D'après le journal, la Maison Blanche a finalement renoncé à introduire cette demande. Si cela avait été révélé à la presse ou à Trump lui-même, cela aurait pu avoir un impact négatif. Ses collaborateurs échafaudèrent alors un autre plan: chaque tweet de Trump devrait d'abord être contrôlé par son plus proche conseiller Gary Cohn, par sa porte-parole Hope Hicks et par son secrétaire Rob Porter. Trump craignait cependant que ses tweets ne soient plus pertinents en raison de ce retard, mais il accepta à contrecoeur de s'y soumettre quelque temps. 72 heures plus tard, il se remit à twitter comme avant.

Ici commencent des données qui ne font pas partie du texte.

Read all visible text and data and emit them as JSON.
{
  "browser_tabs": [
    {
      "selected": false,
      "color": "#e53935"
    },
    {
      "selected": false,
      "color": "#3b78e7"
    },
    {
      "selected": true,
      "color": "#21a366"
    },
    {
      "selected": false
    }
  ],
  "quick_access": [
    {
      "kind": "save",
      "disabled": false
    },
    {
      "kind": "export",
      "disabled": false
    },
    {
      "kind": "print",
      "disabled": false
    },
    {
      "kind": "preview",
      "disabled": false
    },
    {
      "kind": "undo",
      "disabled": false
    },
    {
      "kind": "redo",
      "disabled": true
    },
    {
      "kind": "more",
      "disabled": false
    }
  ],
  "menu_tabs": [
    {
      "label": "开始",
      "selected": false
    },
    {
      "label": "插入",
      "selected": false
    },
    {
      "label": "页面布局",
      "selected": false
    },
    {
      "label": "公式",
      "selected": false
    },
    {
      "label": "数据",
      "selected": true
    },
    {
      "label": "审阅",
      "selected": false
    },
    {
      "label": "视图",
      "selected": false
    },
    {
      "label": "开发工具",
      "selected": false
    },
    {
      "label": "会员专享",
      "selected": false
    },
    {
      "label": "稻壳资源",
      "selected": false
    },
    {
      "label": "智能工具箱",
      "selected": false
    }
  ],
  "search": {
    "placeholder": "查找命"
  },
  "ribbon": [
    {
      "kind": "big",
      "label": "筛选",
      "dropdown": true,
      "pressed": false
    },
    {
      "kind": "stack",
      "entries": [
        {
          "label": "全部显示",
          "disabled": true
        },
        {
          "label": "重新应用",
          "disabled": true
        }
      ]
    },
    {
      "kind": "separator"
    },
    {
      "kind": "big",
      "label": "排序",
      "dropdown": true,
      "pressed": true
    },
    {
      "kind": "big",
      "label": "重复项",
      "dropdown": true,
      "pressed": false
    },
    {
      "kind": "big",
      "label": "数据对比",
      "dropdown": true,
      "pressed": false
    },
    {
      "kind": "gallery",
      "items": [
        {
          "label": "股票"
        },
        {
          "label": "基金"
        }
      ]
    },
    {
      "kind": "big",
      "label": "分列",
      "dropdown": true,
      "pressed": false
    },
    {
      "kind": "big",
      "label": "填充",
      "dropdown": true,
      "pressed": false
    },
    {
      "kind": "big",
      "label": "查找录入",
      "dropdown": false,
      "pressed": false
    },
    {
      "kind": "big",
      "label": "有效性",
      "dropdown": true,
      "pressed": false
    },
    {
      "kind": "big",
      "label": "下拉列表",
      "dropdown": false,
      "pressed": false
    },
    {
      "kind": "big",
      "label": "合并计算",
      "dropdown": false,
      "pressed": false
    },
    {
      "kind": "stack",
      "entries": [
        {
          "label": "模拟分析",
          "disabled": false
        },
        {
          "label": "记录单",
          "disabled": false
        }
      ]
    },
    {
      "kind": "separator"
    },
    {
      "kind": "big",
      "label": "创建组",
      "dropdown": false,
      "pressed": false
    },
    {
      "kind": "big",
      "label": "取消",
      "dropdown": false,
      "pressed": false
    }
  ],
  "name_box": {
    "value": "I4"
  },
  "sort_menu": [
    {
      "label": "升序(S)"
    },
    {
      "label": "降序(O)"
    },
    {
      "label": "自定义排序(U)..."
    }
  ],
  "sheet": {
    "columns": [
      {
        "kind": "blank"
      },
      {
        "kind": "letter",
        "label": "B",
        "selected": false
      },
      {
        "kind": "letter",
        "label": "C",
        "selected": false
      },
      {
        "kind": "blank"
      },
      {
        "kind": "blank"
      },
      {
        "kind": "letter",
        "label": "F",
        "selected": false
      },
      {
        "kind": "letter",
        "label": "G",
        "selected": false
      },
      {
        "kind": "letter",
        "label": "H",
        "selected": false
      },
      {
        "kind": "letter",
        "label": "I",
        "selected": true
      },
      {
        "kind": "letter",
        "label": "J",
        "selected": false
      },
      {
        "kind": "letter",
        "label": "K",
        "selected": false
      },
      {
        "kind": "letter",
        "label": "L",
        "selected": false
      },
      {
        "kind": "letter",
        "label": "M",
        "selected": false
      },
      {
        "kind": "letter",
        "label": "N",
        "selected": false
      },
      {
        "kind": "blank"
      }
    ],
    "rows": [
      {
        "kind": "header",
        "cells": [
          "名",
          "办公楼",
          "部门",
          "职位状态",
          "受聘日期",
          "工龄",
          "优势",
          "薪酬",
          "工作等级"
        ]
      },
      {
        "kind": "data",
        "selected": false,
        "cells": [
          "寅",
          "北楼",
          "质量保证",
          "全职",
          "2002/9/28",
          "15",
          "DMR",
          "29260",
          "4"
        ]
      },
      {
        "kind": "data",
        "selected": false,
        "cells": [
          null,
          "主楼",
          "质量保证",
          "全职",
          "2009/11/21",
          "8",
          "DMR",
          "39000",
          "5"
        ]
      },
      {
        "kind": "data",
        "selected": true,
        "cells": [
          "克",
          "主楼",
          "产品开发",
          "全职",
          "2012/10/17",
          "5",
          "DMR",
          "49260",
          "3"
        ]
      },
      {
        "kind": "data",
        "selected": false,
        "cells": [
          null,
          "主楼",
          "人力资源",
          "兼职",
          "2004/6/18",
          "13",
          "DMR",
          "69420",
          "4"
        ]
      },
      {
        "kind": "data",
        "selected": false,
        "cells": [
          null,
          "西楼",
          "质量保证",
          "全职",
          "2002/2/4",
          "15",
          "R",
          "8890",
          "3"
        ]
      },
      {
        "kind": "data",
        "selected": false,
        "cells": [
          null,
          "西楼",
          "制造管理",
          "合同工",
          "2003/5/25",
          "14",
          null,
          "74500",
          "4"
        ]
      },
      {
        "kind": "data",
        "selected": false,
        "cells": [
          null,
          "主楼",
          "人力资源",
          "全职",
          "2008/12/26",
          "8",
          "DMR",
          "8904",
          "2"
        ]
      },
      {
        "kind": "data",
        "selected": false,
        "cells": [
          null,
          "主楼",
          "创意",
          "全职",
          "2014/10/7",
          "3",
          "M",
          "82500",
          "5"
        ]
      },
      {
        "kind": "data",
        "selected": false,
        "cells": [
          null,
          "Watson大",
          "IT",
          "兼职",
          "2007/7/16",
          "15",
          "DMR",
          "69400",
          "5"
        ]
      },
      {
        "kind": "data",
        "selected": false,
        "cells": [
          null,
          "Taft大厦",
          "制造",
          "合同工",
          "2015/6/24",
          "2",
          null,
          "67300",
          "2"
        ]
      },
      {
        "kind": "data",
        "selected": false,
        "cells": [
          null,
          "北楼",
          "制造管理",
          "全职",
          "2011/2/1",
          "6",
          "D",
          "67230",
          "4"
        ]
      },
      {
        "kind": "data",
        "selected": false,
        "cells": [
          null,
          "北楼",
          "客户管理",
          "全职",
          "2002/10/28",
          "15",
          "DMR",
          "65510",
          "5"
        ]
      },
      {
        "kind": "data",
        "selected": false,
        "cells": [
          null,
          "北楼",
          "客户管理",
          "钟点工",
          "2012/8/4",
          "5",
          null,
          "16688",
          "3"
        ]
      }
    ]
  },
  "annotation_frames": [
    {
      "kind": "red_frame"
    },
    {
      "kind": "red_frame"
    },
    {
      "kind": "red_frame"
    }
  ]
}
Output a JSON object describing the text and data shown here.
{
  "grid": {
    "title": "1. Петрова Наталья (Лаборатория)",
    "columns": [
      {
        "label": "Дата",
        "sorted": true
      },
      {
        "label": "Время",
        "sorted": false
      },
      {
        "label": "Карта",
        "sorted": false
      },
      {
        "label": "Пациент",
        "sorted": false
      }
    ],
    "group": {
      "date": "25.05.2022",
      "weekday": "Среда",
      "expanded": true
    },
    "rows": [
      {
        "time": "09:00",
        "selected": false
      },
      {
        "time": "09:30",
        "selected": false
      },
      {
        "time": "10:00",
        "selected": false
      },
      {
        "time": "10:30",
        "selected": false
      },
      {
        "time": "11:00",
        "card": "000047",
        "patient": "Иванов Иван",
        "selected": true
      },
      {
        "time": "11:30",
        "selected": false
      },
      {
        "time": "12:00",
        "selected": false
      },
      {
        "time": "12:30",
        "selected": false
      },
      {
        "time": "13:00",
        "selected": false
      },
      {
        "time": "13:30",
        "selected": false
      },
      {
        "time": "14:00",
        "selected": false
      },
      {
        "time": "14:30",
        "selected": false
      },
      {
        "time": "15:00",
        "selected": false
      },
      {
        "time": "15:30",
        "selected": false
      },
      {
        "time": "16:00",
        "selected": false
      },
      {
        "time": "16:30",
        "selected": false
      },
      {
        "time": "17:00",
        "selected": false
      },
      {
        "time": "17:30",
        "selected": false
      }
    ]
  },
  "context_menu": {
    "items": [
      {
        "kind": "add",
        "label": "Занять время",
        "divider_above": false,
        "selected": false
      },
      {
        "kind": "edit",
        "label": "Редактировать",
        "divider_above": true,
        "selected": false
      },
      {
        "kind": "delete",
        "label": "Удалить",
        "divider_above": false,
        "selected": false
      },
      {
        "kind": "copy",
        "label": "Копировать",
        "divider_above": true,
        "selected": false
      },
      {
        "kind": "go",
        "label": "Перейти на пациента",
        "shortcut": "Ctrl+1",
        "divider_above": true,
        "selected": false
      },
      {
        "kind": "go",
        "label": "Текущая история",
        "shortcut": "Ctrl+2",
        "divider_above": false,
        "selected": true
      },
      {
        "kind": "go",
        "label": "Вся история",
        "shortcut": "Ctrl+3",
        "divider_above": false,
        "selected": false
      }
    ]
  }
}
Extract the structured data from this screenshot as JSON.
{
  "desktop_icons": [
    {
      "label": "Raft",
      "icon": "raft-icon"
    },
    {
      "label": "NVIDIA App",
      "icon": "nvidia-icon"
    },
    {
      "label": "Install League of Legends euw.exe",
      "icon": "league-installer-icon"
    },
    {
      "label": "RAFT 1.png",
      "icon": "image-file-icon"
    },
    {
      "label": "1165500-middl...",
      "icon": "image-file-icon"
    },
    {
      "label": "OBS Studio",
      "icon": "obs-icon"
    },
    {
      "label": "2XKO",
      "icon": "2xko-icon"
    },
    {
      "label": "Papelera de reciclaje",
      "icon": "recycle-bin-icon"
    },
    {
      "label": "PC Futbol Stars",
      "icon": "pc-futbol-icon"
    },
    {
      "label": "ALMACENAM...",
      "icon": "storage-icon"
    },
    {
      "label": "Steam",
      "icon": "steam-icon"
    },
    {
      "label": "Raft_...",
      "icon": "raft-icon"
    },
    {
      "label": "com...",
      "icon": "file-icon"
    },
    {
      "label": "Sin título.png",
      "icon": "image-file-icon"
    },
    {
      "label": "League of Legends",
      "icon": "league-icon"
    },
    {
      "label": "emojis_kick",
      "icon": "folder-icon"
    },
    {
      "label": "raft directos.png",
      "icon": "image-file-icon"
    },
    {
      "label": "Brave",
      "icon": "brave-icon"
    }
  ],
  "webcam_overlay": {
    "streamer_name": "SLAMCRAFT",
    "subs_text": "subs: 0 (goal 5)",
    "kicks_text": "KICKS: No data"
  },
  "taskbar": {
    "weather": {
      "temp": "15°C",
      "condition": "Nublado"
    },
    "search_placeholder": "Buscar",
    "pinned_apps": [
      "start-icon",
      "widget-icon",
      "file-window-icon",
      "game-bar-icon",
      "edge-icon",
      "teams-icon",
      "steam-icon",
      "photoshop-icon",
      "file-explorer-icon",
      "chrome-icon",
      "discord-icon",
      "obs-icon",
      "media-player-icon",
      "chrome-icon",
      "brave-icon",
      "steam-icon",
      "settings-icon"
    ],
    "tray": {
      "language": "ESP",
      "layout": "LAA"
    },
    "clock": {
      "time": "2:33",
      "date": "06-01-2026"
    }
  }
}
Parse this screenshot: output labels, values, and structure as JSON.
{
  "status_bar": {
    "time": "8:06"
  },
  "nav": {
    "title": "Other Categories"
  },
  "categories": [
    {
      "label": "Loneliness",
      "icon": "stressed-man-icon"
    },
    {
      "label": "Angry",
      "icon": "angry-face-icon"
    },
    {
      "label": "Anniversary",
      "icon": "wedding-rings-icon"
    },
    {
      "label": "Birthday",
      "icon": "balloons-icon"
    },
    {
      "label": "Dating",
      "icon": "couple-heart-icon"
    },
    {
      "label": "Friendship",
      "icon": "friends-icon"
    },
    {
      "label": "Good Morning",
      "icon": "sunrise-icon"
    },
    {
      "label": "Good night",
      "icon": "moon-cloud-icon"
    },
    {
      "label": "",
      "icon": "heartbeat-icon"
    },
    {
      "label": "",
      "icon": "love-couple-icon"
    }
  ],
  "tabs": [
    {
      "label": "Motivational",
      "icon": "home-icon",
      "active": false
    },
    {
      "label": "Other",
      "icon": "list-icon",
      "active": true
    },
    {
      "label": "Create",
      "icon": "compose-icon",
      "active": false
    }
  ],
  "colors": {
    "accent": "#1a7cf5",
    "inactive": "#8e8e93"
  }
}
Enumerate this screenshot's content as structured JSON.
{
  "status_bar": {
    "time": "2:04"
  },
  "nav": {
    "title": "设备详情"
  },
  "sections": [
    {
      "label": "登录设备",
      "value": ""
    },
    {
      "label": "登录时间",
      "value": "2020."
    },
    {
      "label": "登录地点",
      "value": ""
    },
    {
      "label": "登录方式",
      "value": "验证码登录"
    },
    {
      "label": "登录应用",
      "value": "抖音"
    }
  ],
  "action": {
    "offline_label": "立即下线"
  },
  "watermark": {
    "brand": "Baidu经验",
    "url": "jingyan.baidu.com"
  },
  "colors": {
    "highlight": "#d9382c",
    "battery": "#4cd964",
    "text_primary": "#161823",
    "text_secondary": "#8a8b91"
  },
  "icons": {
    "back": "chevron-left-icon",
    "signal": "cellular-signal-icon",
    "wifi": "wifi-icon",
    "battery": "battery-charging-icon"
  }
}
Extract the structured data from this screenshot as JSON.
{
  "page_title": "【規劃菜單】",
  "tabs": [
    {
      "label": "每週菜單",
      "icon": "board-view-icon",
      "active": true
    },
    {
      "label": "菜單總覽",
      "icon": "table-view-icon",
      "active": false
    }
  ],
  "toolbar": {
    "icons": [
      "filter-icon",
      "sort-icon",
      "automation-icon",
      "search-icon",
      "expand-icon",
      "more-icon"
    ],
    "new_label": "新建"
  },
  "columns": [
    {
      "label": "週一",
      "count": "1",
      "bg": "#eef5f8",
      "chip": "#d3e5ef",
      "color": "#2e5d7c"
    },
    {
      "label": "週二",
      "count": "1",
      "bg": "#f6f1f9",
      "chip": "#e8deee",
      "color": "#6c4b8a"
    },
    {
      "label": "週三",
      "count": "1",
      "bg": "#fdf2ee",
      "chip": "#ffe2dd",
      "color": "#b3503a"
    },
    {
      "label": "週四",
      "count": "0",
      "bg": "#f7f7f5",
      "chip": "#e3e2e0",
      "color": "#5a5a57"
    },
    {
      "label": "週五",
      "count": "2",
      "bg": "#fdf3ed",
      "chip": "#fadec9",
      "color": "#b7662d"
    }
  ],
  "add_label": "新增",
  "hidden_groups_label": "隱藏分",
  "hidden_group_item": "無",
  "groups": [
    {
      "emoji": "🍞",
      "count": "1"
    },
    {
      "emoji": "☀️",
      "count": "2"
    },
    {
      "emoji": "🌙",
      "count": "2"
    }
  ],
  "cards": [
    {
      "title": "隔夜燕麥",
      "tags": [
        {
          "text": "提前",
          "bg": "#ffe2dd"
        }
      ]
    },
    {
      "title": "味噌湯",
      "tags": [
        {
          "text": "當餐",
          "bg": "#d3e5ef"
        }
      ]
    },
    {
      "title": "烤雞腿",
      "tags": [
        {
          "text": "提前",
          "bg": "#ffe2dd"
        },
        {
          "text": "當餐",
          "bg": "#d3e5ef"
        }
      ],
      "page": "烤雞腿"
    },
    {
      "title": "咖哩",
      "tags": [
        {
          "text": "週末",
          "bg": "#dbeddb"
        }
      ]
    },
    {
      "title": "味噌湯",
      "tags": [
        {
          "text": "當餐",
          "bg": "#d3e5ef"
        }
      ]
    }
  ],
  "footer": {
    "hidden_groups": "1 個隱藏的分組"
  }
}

Depuis sa nomination, Trump a envoyé quelque 11.400 tweets, comme l'a calculé The New York Times. La moitié environ (5.900) de tous ces tweets concernait une attaque contre quelque chose ou quelqu'un. Il s'en est ainsi pris entre autres à l'enquête sur la Russie, à la banque centrale, aux immigrants, aux démocrates et aux médias. A plus de deux cents reprises, il attaqua un pays allié, et il loua plus de cent fois les mérites d'un dictateur. De plus, Trump se vanta de lui-même plus de 2.000 fois.

Trump a débuté en envoyant en moyenne quelque neuf tweets par jour, mais aujourd'hui, il twitte trois fois plus. Sa semaine la plus chargée date de début octobre. Trump envoya alors 271 tweets en sept jours, soit quasiment quarante par jour.